ECONOMY | Staff Reporter, Korea

Korea’s GDP grows 3.4% in 3Q11

The country’s exports were the biggest winners, posting strong growth of 2% for the quarter.

HSBC says Korean shipments will continue to receive support from resilient Chinese growth and a weak Won.

Here’s more from HSBC:

Coming in for a soft landing

Encouraging news today. Korea's GDP growth gently moderated over the third quarter and is coming in for a soft landing. Exports were the biggest winners, with shipments supported by a resilient Chinese economy and weak Won.

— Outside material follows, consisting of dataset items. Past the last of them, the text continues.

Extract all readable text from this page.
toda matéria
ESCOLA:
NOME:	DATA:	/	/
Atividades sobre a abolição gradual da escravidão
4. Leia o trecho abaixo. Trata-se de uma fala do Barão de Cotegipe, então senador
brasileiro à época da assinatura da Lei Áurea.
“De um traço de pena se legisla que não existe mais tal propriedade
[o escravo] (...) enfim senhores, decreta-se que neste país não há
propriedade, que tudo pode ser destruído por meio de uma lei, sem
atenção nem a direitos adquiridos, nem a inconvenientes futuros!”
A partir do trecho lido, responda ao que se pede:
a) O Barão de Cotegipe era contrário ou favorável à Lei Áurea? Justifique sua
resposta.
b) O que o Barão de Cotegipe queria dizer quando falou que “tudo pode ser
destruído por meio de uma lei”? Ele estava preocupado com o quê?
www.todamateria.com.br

Looking into the fourth quarter, we expect growth to continue gently easing. For the Bank of Korea, there is no need to cut their Policy Rate and we expect the next move to be a 25bp hike in 1Q 2012.

Korea's GDP grew by 0.7% on q-o-q sa basis, in line with our expectations, gently easing from 0.9% in the second quarter. In annualised terms, this translated into a 3.4% y-o-y pace of growth.

Exports growth was strong at 2.0% q-o-q sa, accelerating from 1.2% in 2Q. Meanwhile, imports grew at a slightly lower rate of 1.8%.

Domestic demand growth has come down smoothly. On a q-o-q sa basis, private consumption grew 0.7% compared to 0.9% in 2Q. Capital investment took a slightly larger dip, growing by 1.3% vs. 2.3% in the previous quarter.

Today's GDP figures suggest that the floor will not fall out from September's Industrial Production, Services and Leading Index figures, due to come out next Monday (31 October).

Strong export data supports our view that despite jittery financial conditions in Western conomies, Korean shipments will continue to receive support from resilient Chinese growth and a weak Won.

Domestic consumption was driven by sustained credit growth in Korea. On a y-o-y basis, loans of commercial and specialised banks continued to climb, increasing from 5.4% in 2Q 2011 to an estimated 6.0% in the third quarter. Looking into the fourth quarter, credit growth is expected to moderate. The latest Bank of Korea survey on Bank Lending Practices points to tighter credit availabilities to households and SMEs, which in turn, will likely hold back consumption and investment.

The relatively sharp fall in capital investment partly reflects Korean firms reducing excess stocks, given the rise in the inventories to shipments ratio. We expect this decline to moderate in the fourth quarter as stock levels stabilise.

For the Bank of Korea, today's reading shows that the economy remains on track for a soft, not hard, landing. Strong exports growth in the third quarter has shown that external demand for Korean goods remains strong whilst domestic demand is still firm. This should dampen any support for a rate cut. October's CPI data comes out next Tuesday (1 November), which is likely to show core inflation remaining sticky at around 4%, so adding further support to our long standing view that the next move is up, and not down.

Bottom line
Those fearing a hard landing in Korea can take comfort from today's readings. The economy remains on track for a soft landing with no need for a rate cut. We maintain our call for a 25bp rate hike by the BoK to 3.50% in 1Q 2012.